ABSTRACT

THIS CHAPTER IS more ambitious than the previous ones. Our goal is con-sider the totality of natural scenes, images of the world around us-outside, inside, people, buildings, objects, etc.—and ask what statistical regularities this ensemble of images has. It is rather surprising that there are many quite distinctive properties that capture a nontrivial amount of the “look-and-feel” of natural images. If we use the language analogy, the structures in speech are often divided into a hierarchy of levels: phonology, syntax, semantics, and pragmatics. In this analogy, we are studying in this chapter the phonology of images. Syntax was the main subject of Chapters 3 and 4 and semantics refers to specific object classes, such as faces as discussed in Chapter 5. But as we will see, this very basic low level of analysis is not a poor relation.
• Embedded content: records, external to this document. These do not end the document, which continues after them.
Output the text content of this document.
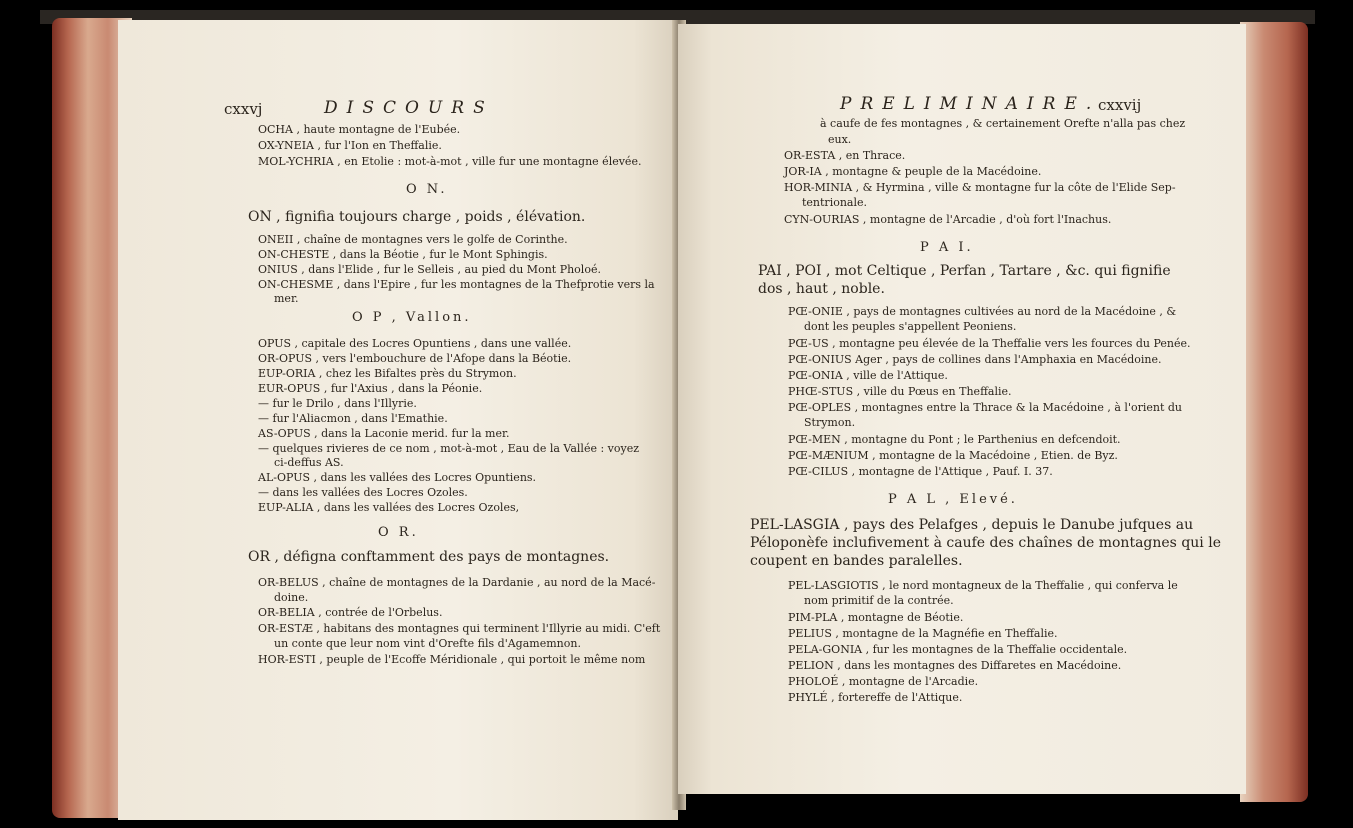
cxxvj	DISCOURS
OCHA , haute montagne de l'Eubée.
OX-YNEIA , fur l'Ion en Theffalie.
MOL-YCHRIA , en Etolie : mot-à-mot , ville fur une montagne élevée.
O N.
ON , fignifia toujours charge , poids , élévation.
ONEII , chaîne de montagnes vers le golfe de Corinthe.
ON-CHESTE , dans la Béotie , fur le Mont Sphingis.
ONIUS , dans l'Elide , fur le Selleis , au pied du Mont Pholoé.
ON-CHESME , dans l'Epire , fur les montagnes de la Thefprotie vers la
mer.
O P , Vallon.
OPUS , capitale des Locres Opuntiens , dans une vallée.
OR-OPUS , vers l'embouchure de l'Afope dans la Béotie.
EUP-ORIA , chez les Bifaltes près du Strymon.
EUR-OPUS , fur l'Axius , dans la Péonie.
— fur le Drilo , dans l'Illyrie.
— fur l'Aliacmon , dans l'Emathie.
AS-OPUS , dans la Laconie merid. fur la mer.
— quelques rivieres de ce nom , mot-à-mot , Eau de la Vallée : voyez
ci-deffus AS.
AL-OPUS , dans les vallées des Locres Opuntiens.
— dans les vallées des Locres Ozoles.
EUP-ALIA , dans les vallées des Locres Ozoles,
O R.
OR , défigna conftamment des pays de montagnes.
OR-BELUS , chaîne de montagnes de la Dardanie , au nord de la Macé-
doine.
OR-BELIA , contrée de l'Orbelus.
OR-ESTÆ , habitans des montagnes qui terminent l'Illyrie au midi. C'eft
un conte que leur nom vint d'Orefte fils d'Agamemnon.
HOR-ESTI , peuple de l'Ecoffe Méridionale , qui portoit le même nom
PRELIMINAIRE.
cxxvij
à caufe de fes montagnes , & certainement Orefte n'alla pas chez
eux.
OR-ESTA , en Thrace.
JOR-IA , montagne & peuple de la Macédoine.
HOR-MINIA , & Hyrmina , ville & montagne fur la côte de l'Elide Sep-
tentrionale.
CYN-OURIAS , montagne de l'Arcadie , d'où fort l'Inachus.
P A I.
PAI , POI , mot Celtique , Perfan , Tartare , &c. qui fignifie
dos , haut , noble.
PŒ-ONIE , pays de montagnes cultivées au nord de la Macédoine , &
dont les peuples s'appellent Peoniens.
PŒ-US , montagne peu élevée de la Theffalie vers les fources du Penée.
PŒ-ONIUS Ager , pays de collines dans l'Amphaxia en Macédoine.
PŒ-ONIA , ville de l'Attique.
PHŒ-STUS , ville du Pœus en Theffalie.
PŒ-OPLES , montagnes entre la Thrace & la Macédoine , à l'orient du
Strymon.
PŒ-MEN , montagne du Pont ; le Parthenius en defcendoit.
PŒ-MÆNIUM , montagne de la Macédoine , Etien. de Byz.
PŒ-CILUS , montagne de l'Attique , Pauf. I. 37.
P A L , Elevé.
PEL-LASGIA , pays des Pelafges , depuis le Danube jufques au
Péloponèfe inclufivement à caufe des chaînes de montagnes qui le
coupent en bandes paralelles.
PEL-LASGIOTIS , le nord montagneux de la Theffalie , qui conferva le
nom primitif de la contrée.
PIM-PLA , montagne de Béotie.
PELIUS , montagne de la Magnéfie en Theffalie.
PELA-GONIA , fur les montagnes de la Theffalie occidentale.
PELION , dans les montagnes des Diffaretes en Macédoine.
PHOLOÉ , montagne de l'Arcadie.
PHYLÉ , fortereffe de l'Attique.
However, we discuss in this chapter only the construction of data structures and probability models incorporating fundamental image statistics, especially scale invariance (see bottom image in Figure 6.1). We do not discuss their use in analyzing specific images via Bayes’ theorem. In fact, in the present state of the art, finding significant objects at all scales-distinguishing clutter made up of smaller objects from texture that is not (see top image in Figure 6.1), has not been widely addressed (but see [79] for a multiscale segmentation algorithm). It seems important to know the basic statistical nature of generic real-world images first. For example, if hypothesis testing is used to check whether some part of an image is a face, surely the null hypothesis should be a realistic model incorporating these statistics.